Real-World API Business Models That Worked

This year has seen an increasing level of maturity in API life cycle management for businesses of all sizes:

  • Startups increasingly favor API-as-a-product and API-first business models.
  • Established businesses are building organizational expertise in the API economy and are opening data and capabilities via API.
  • Enterprises are moving away from individual management of APIs toward organization-wide API strategic approaches, what Accenture calls Industrial API strategies.

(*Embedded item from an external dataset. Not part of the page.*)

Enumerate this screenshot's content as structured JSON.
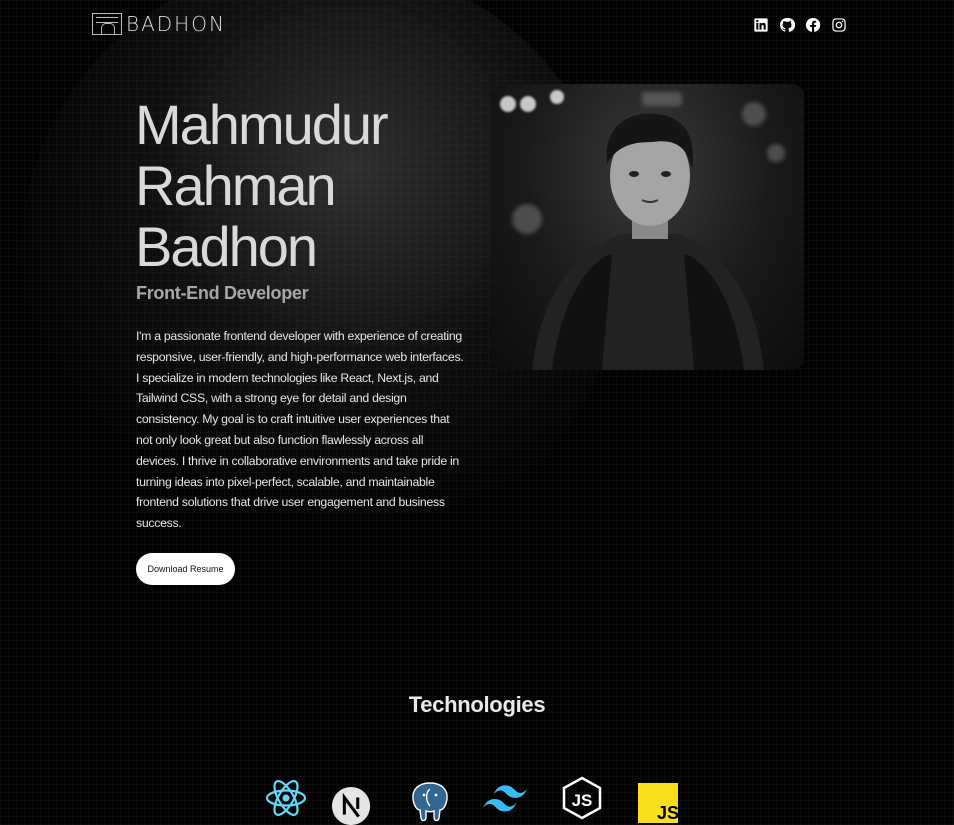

As this has occurred, there is growing evidence among existing API providers around what works in creating business efficiencies, encouraging developer adoption (internally and among ecosystem partners) and generating revenue. However, it is difficult to quantify many of these benefits, as data on experiences is shared sporadically.

At ProgrammableWeb, we have had a long history in defining and discussing API business models, in great part thanks to the site’s founder, John Musser, whose seminal work on business models — and now more recently on metrics — is essential reading for any business embarking on a commercial API strategy. (In fact, on a panel hosted by ProgrammableWeb’s editor-in-chief, David Berlind, early this year, Musser asserted that any API provider must start with a business model or is destined to face uphill challenges at every step.)

In my work with ProgrammableWeb, I speak with API providers and startups regularly about their business models, but it has often been difficult to lock down any metrics on growth patterns or evidence-based factors that have led to success. As a result, there tend to be some assumptions we all take on — almost by osmosis — in the API sector. One of the biggest of these is that developer traction must be large: hundreds, if not thousands, of developers need to be on board for an API to achieve viability, for example.

Business Model Research Methodology

This year, ProgrammableWeb has carried out a research project into API business models in order to help tease out some of the critical success factors that have made a difference.

For example, what is the secret sauce that is causing APIs from WePay, Walgreens and SimilarWeb to see month-over-month growth in developer adoption and revenue from API channels?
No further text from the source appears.